In this paper, an ANFIS (adapted neuro-fuzzy inference system) [37] controller was introduced to control and estimate the satellite attitude. However, to the best of the authors’ knowledge, no study in the literature has been conducted on the integrated control and estimation of satellite attitude using ANFIS, which is a kind of artificial neural network and is based on the Takagi–Sugeno fuzzy inference system. The most significant advantage of the proposed model is the elimination of interphase (sensor equations and equations used to calculate quaternion errors). This, in turn, eliminates systematic errors and noise that are unavoidable in classical approaches. Consequently, the ANFIS control method is mostly applicable in terms of measurement noise, model uncertainty, and external disturbance [38].

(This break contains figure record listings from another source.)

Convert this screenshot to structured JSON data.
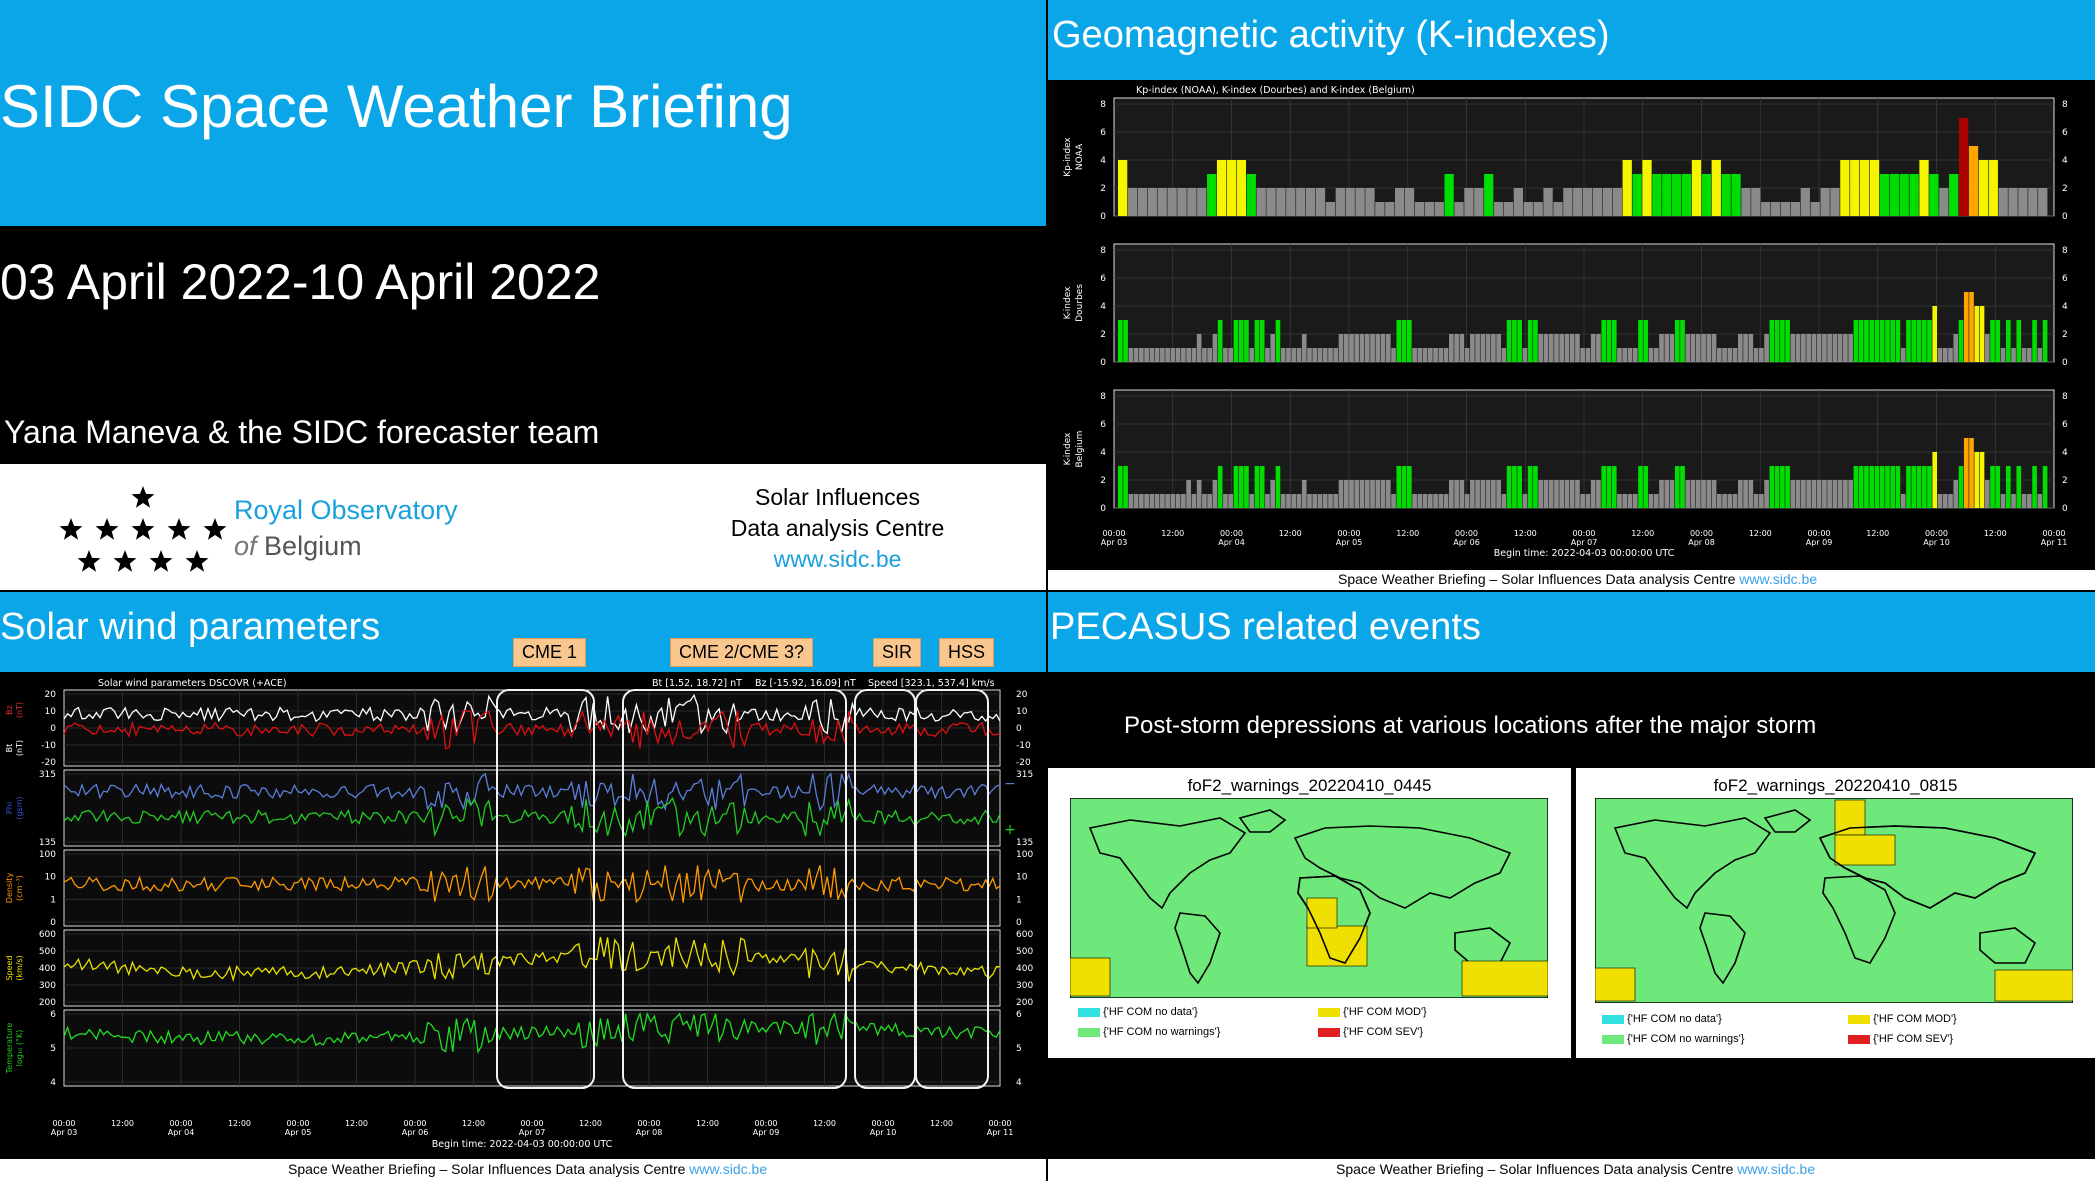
{
  "slide": {
    "title": "SIDC Space Weather Briefing",
    "date_range": "03 April 2022-10 April 2022",
    "authors": "Yana Maneva & the SIDC forecaster team"
  },
  "logo": {
    "line1": "Royal Observatory",
    "line2_of": "of",
    "line2_rest": "Belgium",
    "sidc_line1": "Solar Influences",
    "sidc_line2": "Data analysis Centre",
    "sidc_url": "www.sidc.be"
  },
  "geomag": {
    "heading": "Geomagnetic activity (K-indexes)",
    "plot_title": "Kp-index (NOAA), K-index (Dourbes) and K-index (Belgium)",
    "panels": [
      {
        "ylabel1": "Kp-index",
        "ylabel2": "NOAA"
      },
      {
        "ylabel1": "K-index",
        "ylabel2": "Dourbes"
      },
      {
        "ylabel1": "K-index",
        "ylabel2": "Belgium"
      }
    ],
    "yticks": [
      "0",
      "2",
      "4",
      "6",
      "8"
    ],
    "xticks": [
      {
        "t": "00:00",
        "d": "Apr 03"
      },
      {
        "t": "12:00",
        "d": ""
      },
      {
        "t": "00:00",
        "d": "Apr 04"
      },
      {
        "t": "12:00",
        "d": ""
      },
      {
        "t": "00:00",
        "d": "Apr 05"
      },
      {
        "t": "12:00",
        "d": ""
      },
      {
        "t": "00:00",
        "d": "Apr 06"
      },
      {
        "t": "12:00",
        "d": ""
      },
      {
        "t": "00:00",
        "d": "Apr 07"
      },
      {
        "t": "12:00",
        "d": ""
      },
      {
        "t": "00:00",
        "d": "Apr 08"
      },
      {
        "t": "12:00",
        "d": ""
      },
      {
        "t": "00:00",
        "d": "Apr 09"
      },
      {
        "t": "12:00",
        "d": ""
      },
      {
        "t": "00:00",
        "d": "Apr 10"
      },
      {
        "t": "12:00",
        "d": ""
      },
      {
        "t": "00:00",
        "d": "Apr 11"
      }
    ],
    "begin_time": "Begin time: 2022-04-03 00:00:00 UTC",
    "footer_text": "Space Weather Briefing – Solar Influences Data analysis Centre",
    "footer_link": "www.sidc.be",
    "colors": {
      "quiet": "#8a8a8a",
      "k3": "#00dd00",
      "k4": "#f5f500",
      "k5": "#ffa500",
      "k6": "#ff6600",
      "k7": "#aa0000"
    }
  },
  "chart_data": [
    {
      "type": "bar",
      "title": "Kp-index (NOAA), K-index (Dourbes) and K-index (Belgium)",
      "ylabel": "Kp-index NOAA",
      "ylim": [
        0,
        8
      ],
      "values": [
        4,
        2,
        2,
        2,
        2,
        2,
        2,
        2,
        2,
        3,
        4,
        4,
        4,
        3,
        2,
        2,
        2,
        2,
        2,
        2,
        2,
        1,
        2,
        2,
        2,
        2,
        1,
        1,
        2,
        2,
        1,
        1,
        1,
        3,
        1,
        2,
        2,
        3,
        1,
        1,
        2,
        1,
        1,
        2,
        1,
        2,
        2,
        2,
        2,
        2,
        2,
        4,
        3,
        4,
        3,
        3,
        3,
        3,
        4,
        3,
        4,
        3,
        3,
        2,
        2,
        1,
        1,
        1,
        1,
        2,
        1,
        2,
        2,
        4,
        4,
        4,
        4,
        3,
        3,
        3,
        3,
        4,
        3,
        2,
        3,
        7,
        5,
        4,
        4,
        2,
        2,
        2,
        2,
        2
      ]
    },
    {
      "type": "bar",
      "ylabel": "K-index Dourbes",
      "ylim": [
        0,
        8
      ],
      "values": [
        3,
        3,
        1,
        1,
        1,
        1,
        1,
        1,
        1,
        1,
        1,
        1,
        1,
        1,
        1,
        2,
        1,
        1,
        2,
        3,
        1,
        1,
        3,
        3,
        3,
        1,
        3,
        3,
        1,
        2,
        3,
        1,
        1,
        1,
        1,
        2,
        1,
        1,
        1,
        1,
        1,
        1,
        2,
        2,
        2,
        2,
        2,
        2,
        2,
        2,
        2,
        2,
        1,
        3,
        3,
        3,
        1,
        1,
        1,
        1,
        1,
        1,
        1,
        2,
        2,
        2,
        1,
        2,
        2,
        2,
        2,
        2,
        2,
        1,
        3,
        3,
        3,
        1,
        3,
        3,
        2,
        2,
        2,
        2,
        2,
        2,
        2,
        2,
        1,
        1,
        2,
        2,
        3,
        3,
        3,
        1,
        1,
        1,
        1,
        3,
        3,
        1,
        1,
        2,
        2,
        2,
        3,
        3,
        2,
        2,
        2,
        2,
        2,
        2,
        1,
        1,
        1,
        1,
        2,
        2,
        2,
        1,
        1,
        2,
        3,
        3,
        3,
        3,
        2,
        2,
        2,
        2,
        2,
        2,
        2,
        2,
        2,
        2,
        2,
        2,
        3,
        3,
        3,
        3,
        3,
        3,
        3,
        3,
        3,
        1,
        3,
        3,
        3,
        3,
        3,
        4,
        1,
        1,
        1,
        2,
        3,
        5,
        5,
        4,
        4,
        2,
        3,
        3,
        1,
        3,
        1,
        3,
        1,
        1,
        3,
        1,
        3
      ]
    },
    {
      "type": "bar",
      "ylabel": "K-index Belgium",
      "ylim": [
        0,
        8
      ],
      "values": [
        3,
        3,
        1,
        1,
        1,
        1,
        1,
        1,
        1,
        1,
        1,
        1,
        1,
        2,
        1,
        2,
        1,
        1,
        2,
        3,
        1,
        1,
        3,
        3,
        3,
        1,
        3,
        3,
        1,
        2,
        3,
        1,
        1,
        1,
        1,
        2,
        1,
        1,
        1,
        1,
        1,
        1,
        2,
        2,
        2,
        2,
        2,
        2,
        2,
        2,
        2,
        2,
        1,
        3,
        3,
        3,
        1,
        1,
        1,
        1,
        1,
        1,
        1,
        2,
        2,
        2,
        1,
        2,
        2,
        2,
        2,
        2,
        2,
        1,
        3,
        3,
        3,
        1,
        3,
        3,
        2,
        2,
        2,
        2,
        2,
        2,
        2,
        2,
        1,
        1,
        2,
        2,
        3,
        3,
        3,
        1,
        1,
        1,
        1,
        3,
        3,
        1,
        1,
        2,
        2,
        2,
        3,
        3,
        2,
        2,
        2,
        2,
        2,
        2,
        1,
        1,
        1,
        1,
        2,
        2,
        2,
        1,
        1,
        2,
        3,
        3,
        3,
        3,
        2,
        2,
        2,
        2,
        2,
        2,
        2,
        2,
        2,
        2,
        2,
        2,
        3,
        3,
        3,
        3,
        3,
        3,
        3,
        3,
        3,
        1,
        3,
        3,
        3,
        3,
        3,
        4,
        1,
        1,
        1,
        2,
        3,
        5,
        5,
        4,
        4,
        2,
        3,
        3,
        1,
        3,
        1,
        3,
        1,
        1,
        3,
        1,
        3
      ]
    }
  ],
  "solarwind": {
    "heading": "Solar wind parameters",
    "tags": [
      "CME 1",
      "CME 2/CME 3?",
      "SIR",
      "HSS"
    ],
    "plot_title": "Solar wind parameters DSCOVR (+ACE)",
    "legend_bt": "Bt [1.52, 18.72] nT",
    "legend_bz": "Bz [-15.92, 16.09] nT",
    "legend_speed": "Speed [323.1, 537.4] km/s",
    "panels": [
      {
        "l1": "Bz",
        "l2": "(nT)",
        "l3": "Bt",
        "l4": "(nT)",
        "ticks": [
          "20",
          "10",
          "0",
          "-10",
          "-20"
        ]
      },
      {
        "l1": "Phi",
        "l2": "(gsm)",
        "ticks": [
          "315",
          "135"
        ]
      },
      {
        "l1": "Density",
        "l2": "(cm⁻³)",
        "ticks": [
          "100",
          "10",
          "1",
          "0"
        ]
      },
      {
        "l1": "Speed",
        "l2": "(km/s)",
        "ticks": [
          "600",
          "500",
          "400",
          "300",
          "200"
        ]
      },
      {
        "l1": "Temperature",
        "l2": "log₁₀ (°K)",
        "ticks": [
          "6",
          "5",
          "4"
        ]
      }
    ],
    "right_phi": [
      "−",
      "+"
    ],
    "xticks": [
      {
        "t": "00:00",
        "d": "Apr 03"
      },
      {
        "t": "12:00",
        "d": ""
      },
      {
        "t": "00:00",
        "d": "Apr 04"
      },
      {
        "t": "12:00",
        "d": ""
      },
      {
        "t": "00:00",
        "d": "Apr 05"
      },
      {
        "t": "12:00",
        "d": ""
      },
      {
        "t": "00:00",
        "d": "Apr 06"
      },
      {
        "t": "12:00",
        "d": ""
      },
      {
        "t": "00:00",
        "d": "Apr 07"
      },
      {
        "t": "12:00",
        "d": ""
      },
      {
        "t": "00:00",
        "d": "Apr 08"
      },
      {
        "t": "12:00",
        "d": ""
      },
      {
        "t": "00:00",
        "d": "Apr 09"
      },
      {
        "t": "12:00",
        "d": ""
      },
      {
        "t": "00:00",
        "d": "Apr 10"
      },
      {
        "t": "12:00",
        "d": ""
      },
      {
        "t": "00:00",
        "d": "Apr 11"
      }
    ],
    "begin_time": "Begin time: 2022-04-03 00:00:00 UTC",
    "footer_text": "Space Weather Briefing – Solar Influences Data analysis Centre",
    "footer_link": "www.sidc.be"
  },
  "pecasus": {
    "heading": "PECASUS related events",
    "subtitle": "Post-storm depressions at various locations after the major storm",
    "maps": [
      {
        "title": "foF2_warnings_20220410_0445"
      },
      {
        "title": "foF2_warnings_20220410_0815"
      }
    ],
    "legend": {
      "nodata": "{'HF COM no data'}",
      "nowarn": "{'HF COM no warnings'}",
      "mod": "{'HF COM MOD'}",
      "sev": "{'HF COM SEV'}"
    },
    "footer_text": "Space Weather Briefing – Solar Influences Data analysis Centre",
    "footer_link": "www.sidc.be",
    "colors": {
      "nodata": "#33e0e0",
      "nowarn": "#6ee87a",
      "mod": "#f0e000",
      "sev": "#e02020",
      "land_bg": "#6ee87a"
    }
  }
}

The rest of this paper is organized as follows. First, a summary of the satellite attitude dynamics is given. A brief overview of the optimal PID controller design for control systems is then given. Next, the general ANFIS structure and the learning algorithms are discussed. Subsequently, structures of ANFIS controller and satellite attitude estimator are given. Finally, an ANFIS integrated control and estimation subsystem are introduced to reduce the complexity of the control system. The usefulness of this model is then examined by comparing the proposed model results with those of the classical controller.

2. Modeling of System

2.1. Satellite Dynamics Model

In this section, we introduce equations of motion of a satellite with the Euler equation and quaternion kinematics. The Euler equation of the rigid body satellite attitude around its principal axes coordinates is [39]:

$$\begin{gathered} I_1{\dot{\omega }}_1=M_{c1}+M_{d1}-\left(I_{3-}{I}_2\right){\omega }_2{\omega }_3 \\ {I}_2{\dot{\omega }}_2=M_{c2}+M_{d2}-\left(I_{1-}{I}_3\right){\omega }_1{\omega }_3 \\ {I}_3{\dot{\omega }}_3=M_{c3}+M_{d3}-\left(I_{2-}{I}_1\right){\omega }_2{\omega }_1 \end{gathered}$$

(1)

where ${\omega }_1, {\omega }_2$, and ${\omega }_3$ are the elements of the angular velocity vector of the satellite. In addition, I₁, I₂, and I₃ are the moments of inertia about the principal axes. $M_c$ and $M_d$ are the control and disturbance moments, respectively, which are expressed in the body frame.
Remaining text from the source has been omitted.